The Nigerian Exchange Limited (NGX), has taken disciplinary action against five brokerage firms for engaging in market manipulation and artificially influencing stock prices, levying total fines of ₦291.29 million and mandating corrective measures to address unethical trading practices. Announced on March 27, 2026, this action represents a key effort to reinforce transparency and integrity in Nigeria’s capital market under the framework of the Investments and Securities Act (ISA) 2025.
According to NGX Regulation Limited (RegCo), the sanctions were approved by its board and reported to the Securities and Exchange Commission (SEC), highlighting a shift from passive market oversight to proactive policing of infractions. Stakeholders have called for even stricter penalties, including possible jail terms, for operators engaged in grave offenses such as market manipulation.
Firms Sanctioned and Penalties Imposed
The five affected brokerage firms are:
- CSL Stockbrokers Limited – ₦91.29 million (highest fine)
- Cowry Securities Limited – ₦50 million
- Meristem Stockbrokers Limited – ₦50 million
- SMADAC Securities Limited – ₦50 million
- Associated Asset Managers Limited – ₦50 million
In addition to monetary penalties, all five firms are mandated to undergo compulsory compliance and market conduct training, aimed at strengthening internal controls and improving adherence to regulatory standards. These measures combine punitive and corrective approaches to ensure long-term market discipline.
Nature of Infractions
Investigations by NGX RegCo, conducted between February and March 2026, uncovered recurring patterns of market abuse, including:
- Wash trades – simulated transactions creating artificial market activity
- Self-matching trades – trading with oneself to manipulate prices
- Artificial price formation – inflating or deflating stock prices without market rationale
- Misleading market signals – actions designed to deceive other investors
These infractions breach provisions under ISA 2025, particularly sections addressing market abuse and investor protection.
Regulatory Process
The sanctions followed a formal process:
- Investigations and hearings conducted by an Investigation Panel (Feb–Mar 2026)

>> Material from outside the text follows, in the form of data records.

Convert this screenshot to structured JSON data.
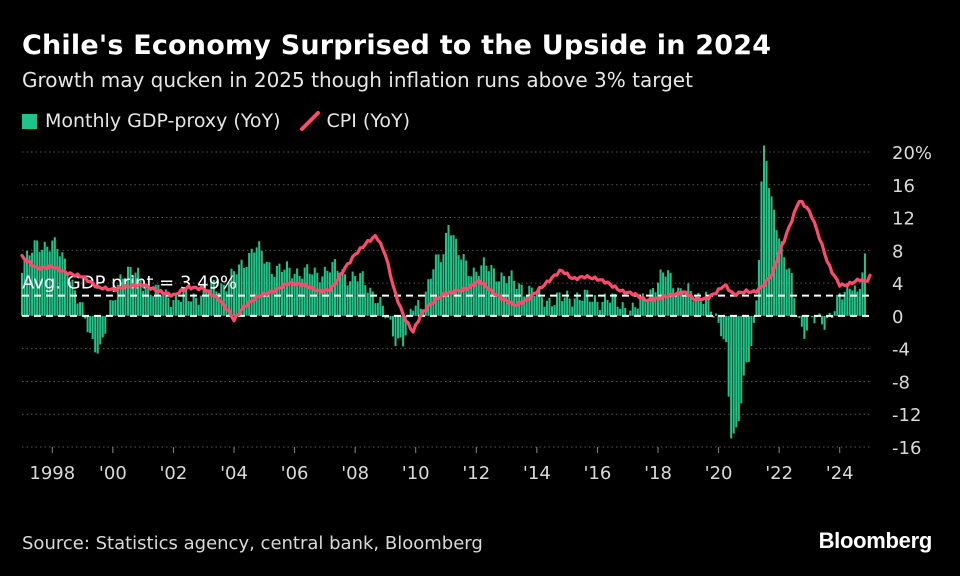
{
  "title": "Chile's Economy Surprised to the Upside in 2024",
  "subtitle": "Growth may qucken in 2025 though inflation runs above 3% target",
  "legend": {
    "gdp_label": "Monthly GDP-proxy (YoY)",
    "cpi_label": "CPI (YoY)"
  },
  "source": "Source: Statistics agency, central bank, Bloomberg",
  "brand": "Bloomberg",
  "colors": {
    "gdp_bar": "#1fc48a",
    "cpi_line": "#ff4a6b",
    "grid": "#555555",
    "axis_text": "#d9d9d9"
  },
  "chart_data": {
    "type": "bar",
    "title": "Chile's Economy Surprised to the Upside in 2024",
    "ylim": [
      -16,
      20
    ],
    "xlim": [
      1997.0,
      2025.0
    ],
    "yticks": [
      -16,
      -12,
      -8,
      -4,
      0,
      4,
      8,
      12,
      16,
      20
    ],
    "ytick_labels": [
      "-16",
      "-12",
      "-8",
      "-4",
      "0",
      "4",
      "8",
      "12",
      "16",
      "20%"
    ],
    "xticks": [
      1998,
      2000,
      2002,
      2004,
      2006,
      2008,
      2010,
      2012,
      2014,
      2016,
      2018,
      2020,
      2022,
      2024
    ],
    "xtick_labels": [
      "1998",
      "'00",
      "'02",
      "'04",
      "'06",
      "'08",
      "'10",
      "'12",
      "'14",
      "'16",
      "'18",
      "'20",
      "'22",
      "'24"
    ],
    "reference_line": {
      "y": 3.49,
      "label": "Avg. GDP print = 3.49%"
    },
    "series": [
      {
        "name": "Monthly GDP-proxy (YoY)",
        "kind": "bar",
        "anchors": [
          [
            1997.0,
            6.5
          ],
          [
            1997.5,
            8.5
          ],
          [
            1998.0,
            9.0
          ],
          [
            1998.5,
            6.0
          ],
          [
            1998.9,
            1.5
          ],
          [
            1999.3,
            -3.0
          ],
          [
            1999.6,
            -4.0
          ],
          [
            1999.9,
            0.5
          ],
          [
            2000.3,
            5.5
          ],
          [
            2000.8,
            5.0
          ],
          [
            2001.3,
            3.0
          ],
          [
            2001.8,
            2.5
          ],
          [
            2002.3,
            2.0
          ],
          [
            2002.8,
            2.5
          ],
          [
            2003.3,
            3.5
          ],
          [
            2003.8,
            4.0
          ],
          [
            2004.3,
            6.5
          ],
          [
            2004.7,
            8.5
          ],
          [
            2005.2,
            6.0
          ],
          [
            2005.7,
            5.5
          ],
          [
            2006.2,
            5.5
          ],
          [
            2006.7,
            5.0
          ],
          [
            2007.2,
            6.0
          ],
          [
            2007.7,
            5.0
          ],
          [
            2008.2,
            4.5
          ],
          [
            2008.7,
            2.5
          ],
          [
            2009.0,
            0.0
          ],
          [
            2009.3,
            -2.5
          ],
          [
            2009.6,
            -3.0
          ],
          [
            2009.9,
            1.0
          ],
          [
            2010.2,
            1.5
          ],
          [
            2010.6,
            6.0
          ],
          [
            2010.9,
            7.5
          ],
          [
            2011.1,
            12.0
          ],
          [
            2011.4,
            7.5
          ],
          [
            2011.8,
            5.5
          ],
          [
            2012.3,
            6.0
          ],
          [
            2012.8,
            5.0
          ],
          [
            2013.3,
            4.0
          ],
          [
            2013.8,
            3.0
          ],
          [
            2014.3,
            2.0
          ],
          [
            2014.8,
            2.0
          ],
          [
            2015.3,
            2.5
          ],
          [
            2015.8,
            2.0
          ],
          [
            2016.3,
            2.0
          ],
          [
            2016.8,
            1.5
          ],
          [
            2017.2,
            0.5
          ],
          [
            2017.6,
            2.5
          ],
          [
            2018.0,
            4.0
          ],
          [
            2018.3,
            5.5
          ],
          [
            2018.7,
            3.0
          ],
          [
            2019.2,
            2.5
          ],
          [
            2019.6,
            2.5
          ],
          [
            2019.85,
            -0.5
          ],
          [
            2020.1,
            -1.5
          ],
          [
            2020.25,
            -3.5
          ],
          [
            2020.4,
            -14.0
          ],
          [
            2020.55,
            -15.5
          ],
          [
            2020.7,
            -12.0
          ],
          [
            2020.9,
            -6.0
          ],
          [
            2021.15,
            -2.0
          ],
          [
            2021.3,
            4.0
          ],
          [
            2021.45,
            19.0
          ],
          [
            2021.55,
            20.2
          ],
          [
            2021.7,
            15.0
          ],
          [
            2021.9,
            12.0
          ],
          [
            2022.15,
            7.0
          ],
          [
            2022.4,
            4.5
          ],
          [
            2022.6,
            0.5
          ],
          [
            2022.8,
            -2.0
          ],
          [
            2023.0,
            -1.0
          ],
          [
            2023.2,
            -0.5
          ],
          [
            2023.5,
            -0.5
          ],
          [
            2023.8,
            0.5
          ],
          [
            2024.0,
            2.0
          ],
          [
            2024.25,
            3.5
          ],
          [
            2024.45,
            4.5
          ],
          [
            2024.6,
            2.0
          ],
          [
            2024.8,
            6.5
          ]
        ]
      },
      {
        "name": "CPI (YoY)",
        "kind": "line",
        "anchors": [
          [
            1997.0,
            7.2
          ],
          [
            1997.5,
            5.8
          ],
          [
            1998.0,
            6.0
          ],
          [
            1998.5,
            5.2
          ],
          [
            1999.0,
            4.8
          ],
          [
            1999.5,
            3.5
          ],
          [
            2000.0,
            3.2
          ],
          [
            2000.5,
            3.6
          ],
          [
            2001.0,
            3.8
          ],
          [
            2001.5,
            3.0
          ],
          [
            2002.0,
            2.5
          ],
          [
            2002.5,
            3.5
          ],
          [
            2003.0,
            3.3
          ],
          [
            2003.5,
            2.0
          ],
          [
            2003.8,
            0.7
          ],
          [
            2004.0,
            -0.5
          ],
          [
            2004.3,
            1.0
          ],
          [
            2004.8,
            2.4
          ],
          [
            2005.3,
            3.0
          ],
          [
            2005.8,
            4.0
          ],
          [
            2006.3,
            3.8
          ],
          [
            2006.8,
            3.0
          ],
          [
            2007.2,
            3.2
          ],
          [
            2007.6,
            5.5
          ],
          [
            2008.0,
            7.5
          ],
          [
            2008.4,
            9.0
          ],
          [
            2008.7,
            9.8
          ],
          [
            2009.0,
            7.5
          ],
          [
            2009.3,
            3.0
          ],
          [
            2009.6,
            0.0
          ],
          [
            2009.9,
            -2.0
          ],
          [
            2010.2,
            0.3
          ],
          [
            2010.5,
            1.5
          ],
          [
            2010.9,
            2.6
          ],
          [
            2011.3,
            3.0
          ],
          [
            2011.7,
            3.3
          ],
          [
            2012.1,
            4.3
          ],
          [
            2012.5,
            3.0
          ],
          [
            2012.9,
            2.0
          ],
          [
            2013.3,
            1.3
          ],
          [
            2013.7,
            2.0
          ],
          [
            2014.0,
            3.0
          ],
          [
            2014.4,
            4.3
          ],
          [
            2014.8,
            5.6
          ],
          [
            2015.2,
            4.5
          ],
          [
            2015.6,
            4.8
          ],
          [
            2016.0,
            4.5
          ],
          [
            2016.3,
            4.1
          ],
          [
            2016.8,
            3.0
          ],
          [
            2017.2,
            2.7
          ],
          [
            2017.6,
            1.9
          ],
          [
            2018.0,
            2.1
          ],
          [
            2018.5,
            2.6
          ],
          [
            2018.9,
            2.9
          ],
          [
            2019.2,
            2.0
          ],
          [
            2019.6,
            2.1
          ],
          [
            2019.9,
            2.8
          ],
          [
            2020.2,
            3.8
          ],
          [
            2020.5,
            2.6
          ],
          [
            2020.9,
            3.0
          ],
          [
            2021.2,
            2.9
          ],
          [
            2021.5,
            3.8
          ],
          [
            2021.8,
            5.3
          ],
          [
            2022.0,
            7.7
          ],
          [
            2022.3,
            10.5
          ],
          [
            2022.5,
            12.5
          ],
          [
            2022.65,
            14.1
          ],
          [
            2022.9,
            13.3
          ],
          [
            2023.1,
            12.0
          ],
          [
            2023.4,
            8.8
          ],
          [
            2023.6,
            6.5
          ],
          [
            2023.8,
            5.0
          ],
          [
            2024.0,
            3.8
          ],
          [
            2024.2,
            3.7
          ],
          [
            2024.5,
            4.2
          ],
          [
            2024.7,
            4.5
          ],
          [
            2024.85,
            4.1
          ],
          [
            2025.0,
            4.8
          ]
        ]
      }
    ]
  }
}
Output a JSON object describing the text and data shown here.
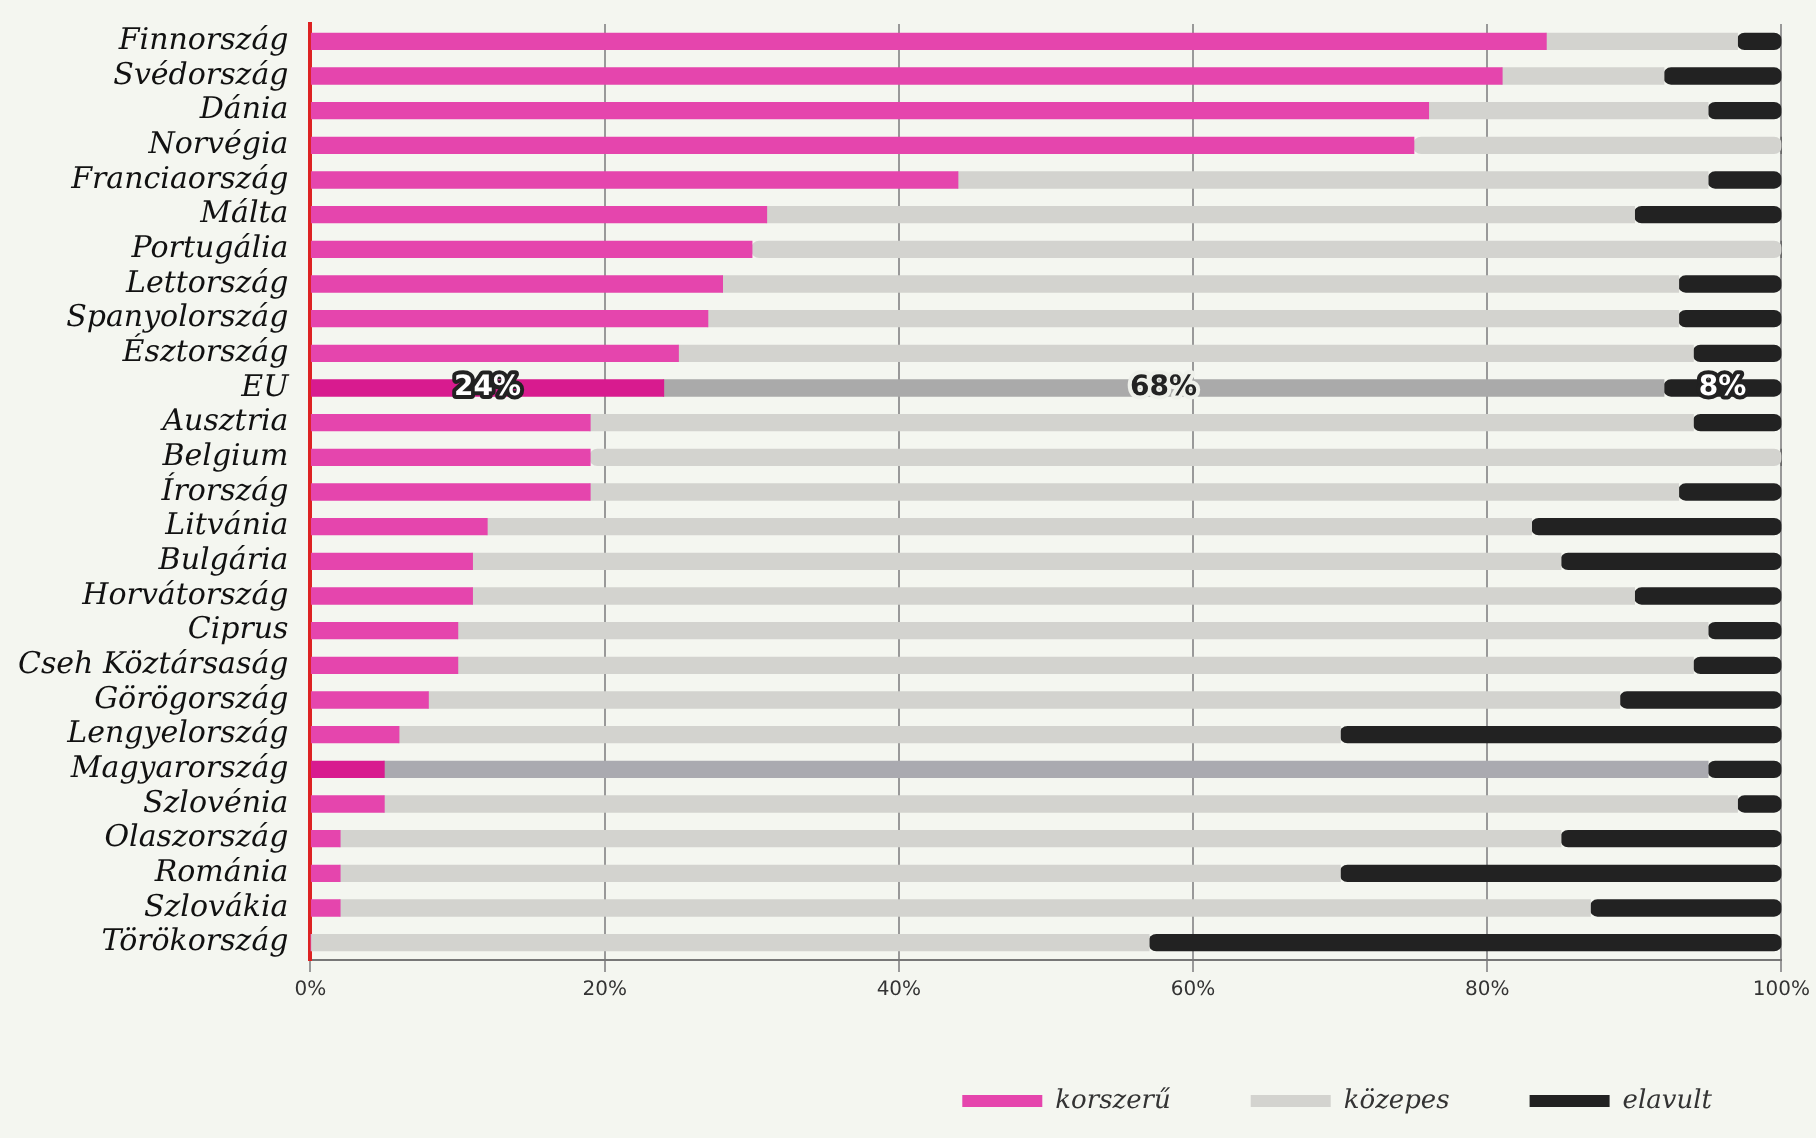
{
  "chart_data": {
    "type": "bar",
    "orientation": "horizontal",
    "stacked": true,
    "categories": [
      "Finnország",
      "Svédország",
      "Dánia",
      "Norvégia",
      "Franciaország",
      "Málta",
      "Portugália",
      "Lettország",
      "Spanyolország",
      "Észtország",
      "EU",
      "Ausztria",
      "Belgium",
      "Írország",
      "Litvánia",
      "Bulgária",
      "Horvátország",
      "Ciprus",
      "Cseh Köztársaság",
      "Görögország",
      "Lengyelország",
      "Magyarország",
      "Szlovénia",
      "Olaszország",
      "Románia",
      "Szlovákia",
      "Törökország"
    ],
    "series": [
      {
        "name": "korszerű",
        "color": "#e545ad",
        "colors": [
          "#e545ad",
          "#e545ad",
          "#e545ad",
          "#e545ad",
          "#e545ad",
          "#e545ad",
          "#e545ad",
          "#e545ad",
          "#e545ad",
          "#e545ad",
          "#d81b8f",
          "#e545ad",
          "#e545ad",
          "#e545ad",
          "#e545ad",
          "#e545ad",
          "#e545ad",
          "#e545ad",
          "#e545ad",
          "#e545ad",
          "#e545ad",
          "#d81b8f",
          "#e545ad",
          "#e545ad",
          "#e545ad",
          "#e545ad",
          "#e545ad"
        ],
        "values": [
          84,
          81,
          76,
          75,
          44,
          31,
          30,
          28,
          27,
          25,
          24,
          19,
          19,
          19,
          12,
          11,
          11,
          10,
          10,
          8,
          6,
          5,
          5,
          2,
          2,
          2,
          0
        ],
        "value_labels": [
          null,
          null,
          null,
          null,
          null,
          null,
          null,
          null,
          null,
          null,
          "24%",
          null,
          null,
          null,
          null,
          null,
          null,
          null,
          null,
          null,
          null,
          null,
          null,
          null,
          null,
          null,
          null
        ]
      },
      {
        "name": "közepes",
        "color": "#d3d3cf",
        "colors": [
          "#d3d3cf",
          "#d3d3cf",
          "#d3d3cf",
          "#d3d3cf",
          "#d3d3cf",
          "#d3d3cf",
          "#d3d3cf",
          "#d3d3cf",
          "#d3d3cf",
          "#d3d3cf",
          "#aaaaaa",
          "#d3d3cf",
          "#d3d3cf",
          "#d3d3cf",
          "#d3d3cf",
          "#d3d3cf",
          "#d3d3cf",
          "#d3d3cf",
          "#d3d3cf",
          "#d3d3cf",
          "#d3d3cf",
          "#aaaab0",
          "#d3d3cf",
          "#d3d3cf",
          "#d3d3cf",
          "#d3d3cf",
          "#d3d3cf"
        ],
        "values": [
          13,
          11,
          19,
          25,
          51,
          59,
          70,
          65,
          66,
          69,
          68,
          75,
          81,
          74,
          71,
          74,
          79,
          85,
          84,
          81,
          64,
          90,
          92,
          83,
          68,
          85,
          57
        ],
        "value_labels": [
          null,
          null,
          null,
          null,
          null,
          null,
          null,
          null,
          null,
          null,
          "68%",
          null,
          null,
          null,
          null,
          null,
          null,
          null,
          null,
          null,
          null,
          null,
          null,
          null,
          null,
          null,
          null
        ]
      },
      {
        "name": "elavult",
        "color": "#222222",
        "values": [
          3,
          8,
          5,
          0,
          5,
          10,
          0,
          7,
          7,
          6,
          8,
          6,
          0,
          7,
          17,
          15,
          10,
          5,
          6,
          11,
          30,
          5,
          3,
          15,
          30,
          13,
          43
        ],
        "value_labels": [
          null,
          null,
          null,
          null,
          null,
          null,
          null,
          null,
          null,
          null,
          "8%",
          null,
          null,
          null,
          null,
          null,
          null,
          null,
          null,
          null,
          null,
          null,
          null,
          null,
          null,
          null,
          null
        ]
      }
    ],
    "xlim": [
      0,
      100
    ],
    "xticks": [
      {
        "value": 0,
        "label": "0%"
      },
      {
        "value": 20,
        "label": "20%"
      },
      {
        "value": 40,
        "label": "40%"
      },
      {
        "value": 60,
        "label": "60%"
      },
      {
        "value": 80,
        "label": "80%"
      },
      {
        "value": 100,
        "label": "100%"
      }
    ],
    "grid": "x",
    "legend": "bottom"
  }
}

- Review and approval by the NGX RegCo Board
- Formal notification to the SEC on March 27, 2026
The process underscores NGX’s commitment to due process, transparency, and regulatory compliance.
Broader Market Context
a. Historical Perspective
Market manipulation has deep roots in Nigeria’s financial history. A notable example is the 2008 stock market crash, which wiped out over ₦8 trillion in investor wealth. At its peak in March 2008, the Nigerian Stock Exchange (then NSE), had a market capitalisation of about ₦12.6 trillion, which plunged to roughly ₦4 trillion by early 2009.
This collapse was fueled by speculative trading, insider dealings, and artificial demand creation, highlighting the systemic risks of market manipulation.
b. Recent Regulatory Actions
The sanctions follow a series of regulatory interventions aimed at enhancing market discipline:
- The NGX X-Compliance Report indicated that 34 listed companies paid ₦540.37 million in penalties for late financial disclosures between 2024–2025
- 13 listed insurance firms were fined ₦378 million for disclosure breaches
- NGX suspended Zichis Agro-Allied Plc on March 23, 2026, due to rapid stock price gains exceeding 800% in one month, though the company and associated brokers were later cleared after investigation
These actions illustrate a broader crackdown on market abuse, timely reporting, and governance lapses.
Market Implications
a. Investor Confidence
By penalising malpractices and enforcing corrective measures, NGX aims to restore investor trust and signal a rules-based market.
b. Deterrence
The financial and corrective measures serve as a warning to other market participants: unethical behavior will not be tolerated. RegCo stated that sanctions are “commensurate to the infractions” and designed to prevent recurrence.
c. Operational Adjustments
Brokerage firms are expected to enhance compliance frameworks, invest in risk management systems, and conduct regular staff training, increasing operational costs but improving market resilience.
Stakeholder Reactions
The regulatory actions have been largely welcomed:
- Chief Blakey Ijezie, founder of Okwudili Ijezie & Co., praised NGX and SEC for exceeding expectations in enforcement.
- Barrister Raphael Udo of Ralph Udo Chambers highlighted that the sanctions align with ISA 2025 provisions on market abuse and investor protection, and that compulsory compliance training strengthens internal controls.
- A shareholder activist called for even harsher punishments, including imprisonment for severe market manipulation, emphasizing the need to protect market confidence.
These reactions underscore the consensus that regulators are moving from passive oversight to active enforcement, reflecting ISA 2025’s strengthened mandate.
Conclusion
The NGX sanctions on five brokerage firms represent a watershed moment in Nigeria’s capital market regulation, combining fines, corrective measures, and training to reinforce ethical trading. The actions not only address immediate infractions but also aim to prevent future misconduct, protect investors, and strengthen market integrity.
This decisive approach, rooted in ISA 2025, signals a more disciplined, transparent, and resilient Nigerian capital market—an essential step for sustainable growth and investor confidence.